RaiseErrorNode is always instantiated even-though we do not need it if doSomeWork always returns non null result at runtime. Before DSL inlining, this issue was usually solved by lazy-initialized @Child node:

@GenerateInline(false)
@GenerateUncached(false)
public abstract static class LazyInitExampleBefore2 extends Node {
    @Child RaiseErrorNode raiseError;

    abstract void execute(Object value);

    @Specialization
    void doIt(Object value) {
        Object result = doSomeWork(value);
        if (result == null) {
            if (raiseError == null) {
                CompilerDirectives.transferToInterpreterAndInvalidate();
                raiseError = insert(RaiseErrorNodeGen.create());
            }
            raiseError.execute(value, "Error: doSomeWork returned null");
        }
    }
}

However @Child nodes have some drawbacks. Most notably, the @Specialization cannot be static and we cannot generate uncached variant of the node.
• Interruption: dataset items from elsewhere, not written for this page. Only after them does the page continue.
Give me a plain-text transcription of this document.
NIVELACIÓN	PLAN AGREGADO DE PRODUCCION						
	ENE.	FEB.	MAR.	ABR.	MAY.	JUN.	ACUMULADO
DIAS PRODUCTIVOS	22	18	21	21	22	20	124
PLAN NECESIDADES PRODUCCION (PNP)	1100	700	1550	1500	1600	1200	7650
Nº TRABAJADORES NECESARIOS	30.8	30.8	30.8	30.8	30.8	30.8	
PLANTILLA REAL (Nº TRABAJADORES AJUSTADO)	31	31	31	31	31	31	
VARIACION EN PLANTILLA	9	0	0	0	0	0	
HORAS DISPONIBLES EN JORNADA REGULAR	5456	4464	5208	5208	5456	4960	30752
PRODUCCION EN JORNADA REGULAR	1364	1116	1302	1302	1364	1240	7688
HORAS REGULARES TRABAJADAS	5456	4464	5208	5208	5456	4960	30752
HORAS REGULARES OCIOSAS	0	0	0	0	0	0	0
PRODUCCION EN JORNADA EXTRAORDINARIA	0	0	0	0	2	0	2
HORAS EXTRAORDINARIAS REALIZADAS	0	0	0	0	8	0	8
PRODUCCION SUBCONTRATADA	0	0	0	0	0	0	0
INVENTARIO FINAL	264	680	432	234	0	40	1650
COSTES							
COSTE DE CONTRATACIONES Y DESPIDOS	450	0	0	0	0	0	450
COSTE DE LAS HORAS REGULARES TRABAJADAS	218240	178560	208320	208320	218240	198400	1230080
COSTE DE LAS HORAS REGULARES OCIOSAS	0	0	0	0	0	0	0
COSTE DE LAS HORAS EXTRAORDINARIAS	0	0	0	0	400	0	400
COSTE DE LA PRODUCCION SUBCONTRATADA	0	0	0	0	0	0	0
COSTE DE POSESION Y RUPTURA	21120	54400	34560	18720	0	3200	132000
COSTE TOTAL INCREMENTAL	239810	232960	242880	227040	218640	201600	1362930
With DSL inlining, one should either make the RaiseErrorNode inlineable if beneficial, or if it is a node that:

  • has a lot of specializations with multiple instances, or
  • cannot currently be inlined, or
  • has a lot of cached fields that cannot be inlined

then one can create an inlinable wrapper node that initializes the RaiseErrorNode on demand:

@GenerateInline
@GenerateUncached
@GenerateCached(false)
public abstract static class LazyRaiseNode extends Node {
    public final RaiseErrorNode get(Node node) {
        return execute(node);
    }

    abstract RaiseErrorNode execute(Node node);

    @Specialization
    static RaiseErrorNode doIt(@Cached(inline = false) RaiseErrorNode node) {
        return node;
    }
}

@GenerateInline(false)
@GenerateUncached
public abstract static class LazyInitExample extends Node {
    abstract void execute(Object value);

    @Specialization
    void doIt(Object value,
              @Cached LazyRaiseNode raiseError) {
        Object result = doSomeWork(value);
        if (result == null) {
            raiseError.get(this).execute(value, "Error: doSomeWork returned null");
        }
    }
}

Unless LazyRaiseNode.execute gets called, the cost of the wrapper is single reference field and one bit from the bitset of LazyInitExample node. Except for the extra bit, it is the same as with the lazy initialized @Child node field.

Note that, at the moment, the lazy initialization pattern cannot be fully inlined by host inlining, and it is therefore not recommended to be used on interpreter hot code-paths.